Voya GNMA Income Fund Quarterly Commentary - 4Q24
Primarily invests in Government National Mortgage Association (GNMA) securities with maturities in excess of one year and which have the same credit quality as U.S. Treasury securities, but higher yields to compensate for prepayment uncertainty.
Portfolio Review
For the quarter, the Fund outperformed the Index on a NAV basis. Outperformance was mostly attributable to the outperformance of CMOs while the longer duration profile of the strategy detracted.
Current outlook and strategy
Agency MBS held in during the fourth quarter despite a significant rate sell off and curve steepening. The 10-year Treasury rate ended the quarter at 4.57% and 2-year/10-year steepened 20 bp. Housing activity decelerated as we went through winter seasonals and remained relatively low from a historical perspective due to elevated mortgage rates. Inflation, as measured by Consumer Price Index, has remained tractable as it met median market estimates in both October and November.
From a technical perspective, lower coupons remain sensitive to supply and demand factors. As the largest part of the Index with no new supply, lower coupons tend to outperform when there’s passive index flows into fixed income and mortgage funds. Demand for Ginnie versus Conventionals is also impacted by technical factors. If the reproposed banking regulations require smaller banks to follow similar regulatory requirements akin to their larger, global systemically important bank (GSIB) counterparts, we could see resurgent bank demand for Ginnie Mae MBS in 2025. From a fundamental perspective, prepayment speeds for recently produced, high coupon, Veteran Affairs (VA) loans remain elevated due to the efficiency of VA’s streamlined refinancing program.
Housing prices remained stable during the quarter with Case-Shiller 20-City Home Price Index up a seasonally adjusted 0.32% in October. Overall MBS supply appears to be relatively docile for the foreseeable future for both gross and net issuance; however, the GNMA fund managers will continue to monitor the technical factors impacting MBS supply.

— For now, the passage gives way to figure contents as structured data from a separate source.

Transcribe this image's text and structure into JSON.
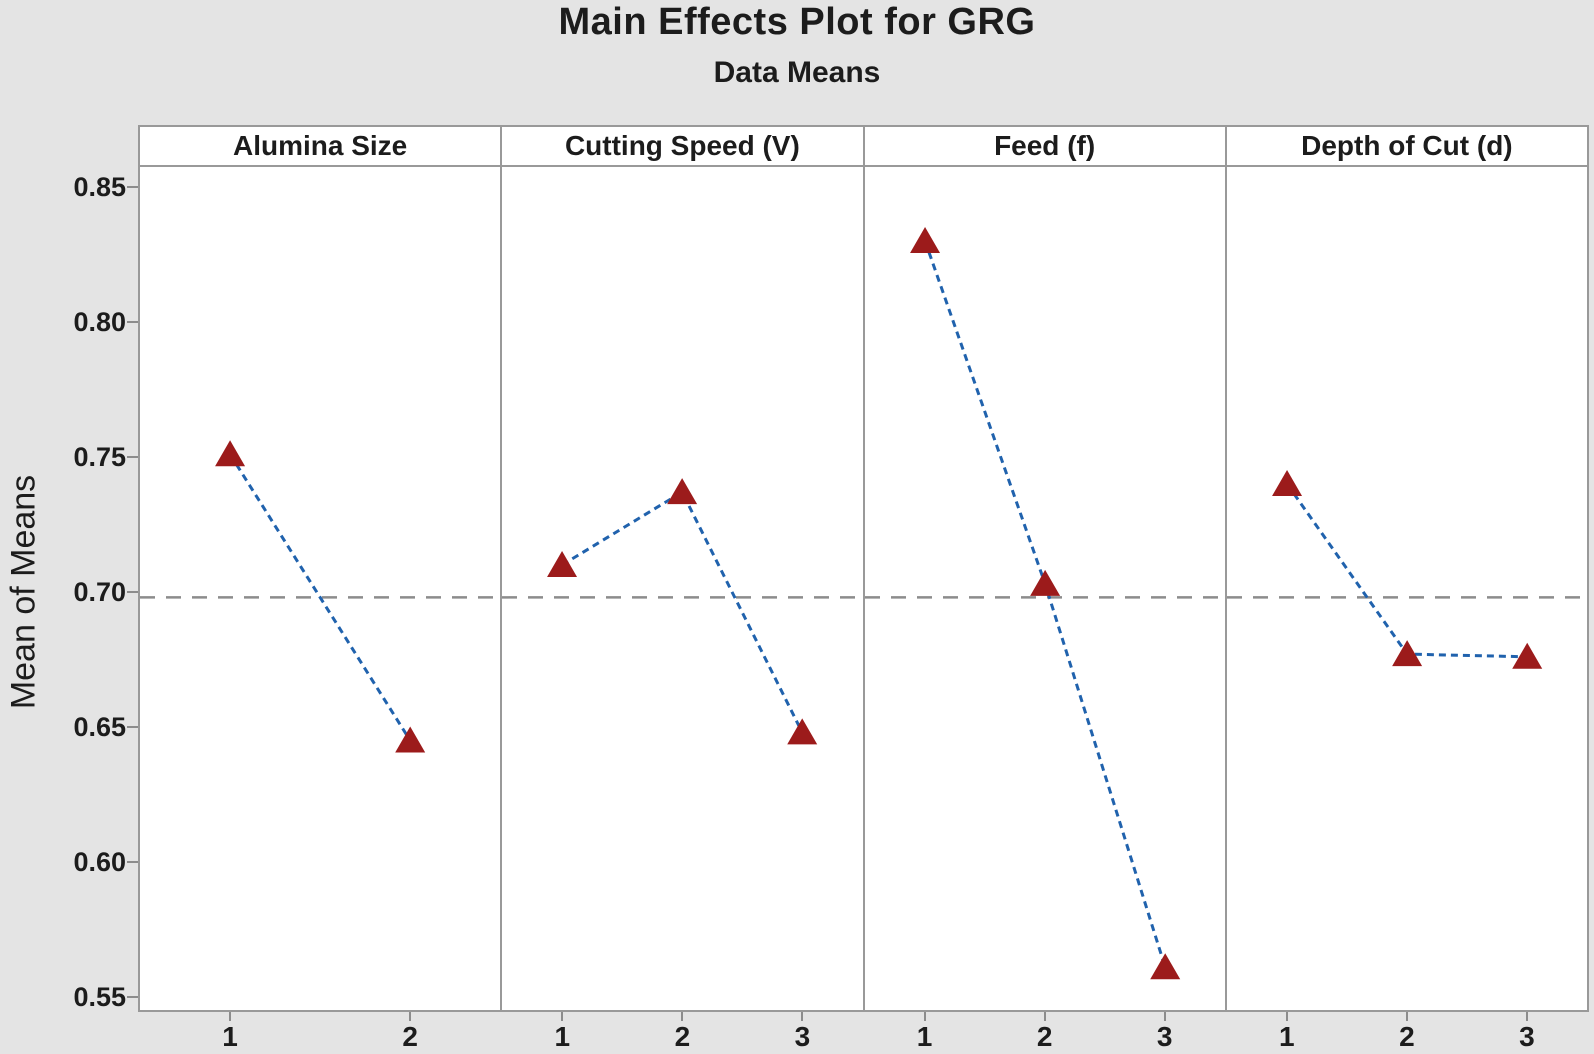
{
  "title": "Main Effects Plot for GRG",
  "subtitle": "Data Means",
  "ylabel": "Mean of Means",
  "chart_data": {
    "type": "line",
    "title": "Main Effects Plot for GRG",
    "subtitle": "Data Means",
    "ylabel": "Mean of Means",
    "grid": false,
    "legend_position": "none",
    "yticks": [
      0.85,
      0.8,
      0.75,
      0.7,
      0.65,
      0.6,
      0.55
    ],
    "ylim": [
      0.544,
      0.858
    ],
    "reference_line_mean": 0.698,
    "marker": "triangle",
    "panels": [
      {
        "label": "Alumina Size",
        "x": [
          1,
          2
        ],
        "values": [
          0.751,
          0.645
        ]
      },
      {
        "label": "Cutting Speed (V)",
        "x": [
          1,
          2,
          3
        ],
        "values": [
          0.71,
          0.737,
          0.648
        ]
      },
      {
        "label": "Feed (f)",
        "x": [
          1,
          2,
          3
        ],
        "values": [
          0.83,
          0.703,
          0.561
        ]
      },
      {
        "label": "Depth of Cut (d)",
        "x": [
          1,
          2,
          3
        ],
        "values": [
          0.74,
          0.677,
          0.676
        ]
      }
    ],
    "colors": {
      "line": "#2062ad",
      "marker": "#9c1b1b",
      "reference_line": "#8c8c8c",
      "panel_border": "#999999",
      "background": "#e4e4e4",
      "plot_background": "#ffffff",
      "text": "#1c1c1c"
    }
  }
}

The Voya GNMA Income Fund maintains allocations to conventional MBS, where technical demand and fundamental value appear more favorable. The Fund also maintains allocations to off-benchmark GNMA and agency-backed collateralized mortgage obligations (CMO) which offer greater longer-term value with higher spreads relative to generic collateral, especially on an option-adjusted basis. Additionally, the Fund maintains a preference for higher coupon collateral such as 4.5s to 5.5s.
Key Takeaways
The U.S. Federal Reserve continued cutting rates during the quarter and according to the Fed’s dot plot in December, two additional cuts are projected for 2025. In the fourth quarter, the Fed reduced its balance sheet through runoff, with 4Q24 runoff equating to roughly $48 billion in additional mortgage-backed securities (MBS) supply.
Interest rates sold off across the board and curve steepened with the 10-year rising 80 basis points (bp) and the 2-year/10-year steepening 20 bp during the quarter. Accordingly, the 30-year fixed mortgage rate increased roughly 62 bp to 6.86%.
The 30-years GNMA Index delivered marginally positive excess returns during the quarter despite the rate selloff. Belly coupons were the worst performers along the coupon stack, while higher coupons (5.5+) outperformed.
The Voya GNMA Income Fund outperformed it’s benchmark, The Bloomberg 30-year GNMA Index (the Index) on a net asset value (NAV) basis.